Why did Islam become the undoubted ruler of the Mediterranean?

Why did Islam become the undoubted ruler of the Mediterranean?

Have you ever thought how the Arabs, a nomadic people, managed to rule the Mediterranean and beyond? How did they expand beyond their small (by comparison) region in the Middle East and occupied areas such as North Africa, Spain and the Eastern Mediterranean?

Most scholars agree that one of the main factors that allowed the Arabic conquests was the tendencies towards their political unification and centralization of power. Allah, the one and only God to whom they believed, in a way made this unification possible. It also gave them the impetus to spread the divine word to other areas and thus make their religion universal. Islam itself preached a message of social and political unification and, thus, united the Arabs. Through prayer and religious fervour the new Arabic nation knew no boundaries, by divine intervention. Islam doctrine affected deeply the political decisions of the rulers, provided guidance and gave them greater political and social authority.

Religious beliefs obviously played an important role in securing the loyalty of the individuals to the new unifying state. There have been, though, also other means to give incentive to the Arabs to remain firmly loyal. One of the most powerful ones was booty that followed looting during wars. Military expeditions in the past were an excellent way to pay for the expenses of the armies. In many cases, military leaders would pay for the wages of the soldiers until after the battle, thus ensuring their participation. Booty was an added bonus that ensured the loyalty of the troops.

In addition, the organization of a centrally controlled army united the Arabs and weakened their tribal links. Tribesmen started feeling that they belonged to the central state. Lines of command cut across different tribes and overcame the older tribal identities. The prophet, Muhammad, placed great emphasis on the importance of settlement (hijra) and the abandonment of the nomadic life. Although the identities of being and nomad and being a Muslim were not in conflict, one seemed to be more powerful than the other.

In order to reduce the power of the tribes the reigning elite recruited nomads into the centralised army. In order to ensure the loyalty of these tribesmen to a central Muslim cause, they transported them away from their desert homes into garrison towns. Consequently, on one hand the political and military power of the tribes was reduced, while the Islamic state became even more powerful. At the same time, the Arabic rulers made certain that very few men of fighting age were left back in their homes; this way they ensured that there would be no pockets of resistance to their decisions.

Apart from the internal factors that led to the rise of Islam, there have been also external factors. By the time of the Prophet, the Byzantine empire and its counterpart, the Sassanian empire, have already lost their political strength and military prowess. Both empires were facing internal political strife and insecurities when it came to the inheritance of the throne. At the same time, opposing religious factions eroded religious unification and caused widespread riots (or even wars) over several centuries. These problems were a distinct advantage for the united and powerful Islam. As if these problems were not enough, the weather has also conspired against the Sassanians. Immense floods in southern Iraq became responsible for material destructions on a very large economic scale.

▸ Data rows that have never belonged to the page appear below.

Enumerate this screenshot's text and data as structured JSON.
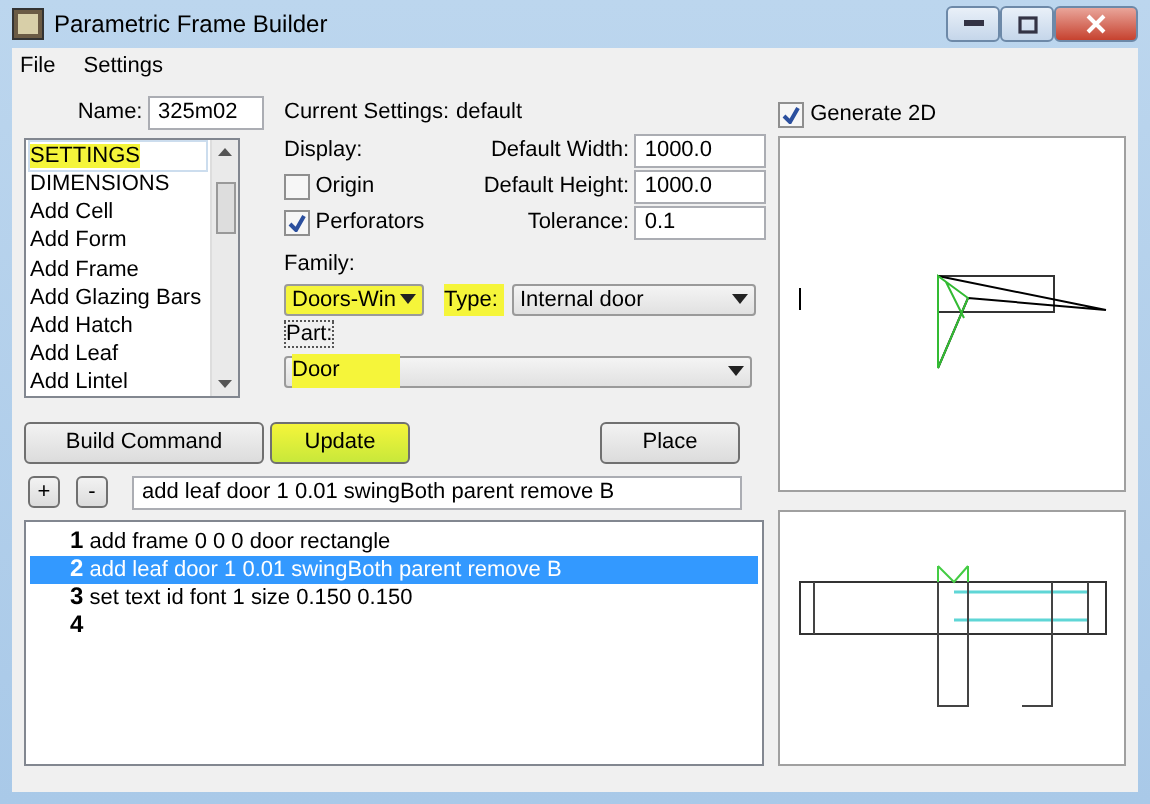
{
  "window": {
    "title": "Parametric Frame Builder"
  },
  "menu": [
    "File",
    "Settings"
  ],
  "name": {
    "label": "Name:",
    "value": "325m02"
  },
  "current_settings": {
    "label": "Current Settings:",
    "value": "default"
  },
  "commands": [
    {
      "label": "SETTINGS",
      "selected": true,
      "highlighted": true
    },
    {
      "label": "DIMENSIONS",
      "selected": false,
      "highlighted": false
    },
    {
      "label": "Add Cell",
      "selected": false,
      "highlighted": false
    },
    {
      "label": "Add Form",
      "selected": false,
      "highlighted": false
    },
    {
      "label": "Add Frame",
      "selected": false,
      "highlighted": false
    },
    {
      "label": "Add Glazing Bars",
      "selected": false,
      "highlighted": false
    },
    {
      "label": "Add Hatch",
      "selected": false,
      "highlighted": false
    },
    {
      "label": "Add Leaf",
      "selected": false,
      "highlighted": false
    },
    {
      "label": "Add Lintel",
      "selected": false,
      "highlighted": false
    }
  ],
  "display": {
    "label": "Display:",
    "options": [
      {
        "label": "Origin",
        "checked": false
      },
      {
        "label": "Perforators",
        "checked": true
      }
    ]
  },
  "defaults": [
    {
      "label": "Default Width:",
      "value": "1000.0"
    },
    {
      "label": "Default Height:",
      "value": "1000.0"
    },
    {
      "label": "Tolerance:",
      "value": "0.1"
    }
  ],
  "family": {
    "label": "Family:",
    "value": "Doors-Win",
    "highlighted": true
  },
  "type": {
    "label": "Type:",
    "value": "Internal door",
    "highlighted": true
  },
  "part": {
    "label": "Part:",
    "value": "Door",
    "highlighted": true
  },
  "buttons": [
    {
      "label": "Build Command",
      "highlighted": false
    },
    {
      "label": "Update",
      "highlighted": true
    },
    {
      "label": "Place",
      "highlighted": false
    }
  ],
  "step_buttons": [
    "+",
    "-"
  ],
  "command_line": {
    "value": "add leaf door 1 0.01 swingBoth parent remove B"
  },
  "output": [
    {
      "number": "1",
      "text": "add frame 0 0 0 door rectangle",
      "selected": false
    },
    {
      "number": "2",
      "text": "add leaf door 1 0.01 swingBoth parent remove B",
      "selected": true
    },
    {
      "number": "3",
      "text": "set text id font 1 size 0.150 0.150",
      "selected": false
    },
    {
      "number": "4",
      "selected": false
    }
  ],
  "generate_2d": {
    "label": "Generate 2D",
    "checked": true
  }
}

On the whole, the rise of Islam was the result of a combination of internal and external factors. The attempts to centralise the Arabic State, the creation of a new Arabic identity based on religious doctrine, and the timely deterioration of the political power of the Sassanians and the Byzantines were fundamental causes.

Economic historian and numismatic consultant

1 Comment

  1. I suppose its a case of what came first – the empire or the religion. To me, I think the Arab empire arose in a similar way to all previous empires and that religion/dogma followed later. A sort of backfilling to justify the existence of that empire?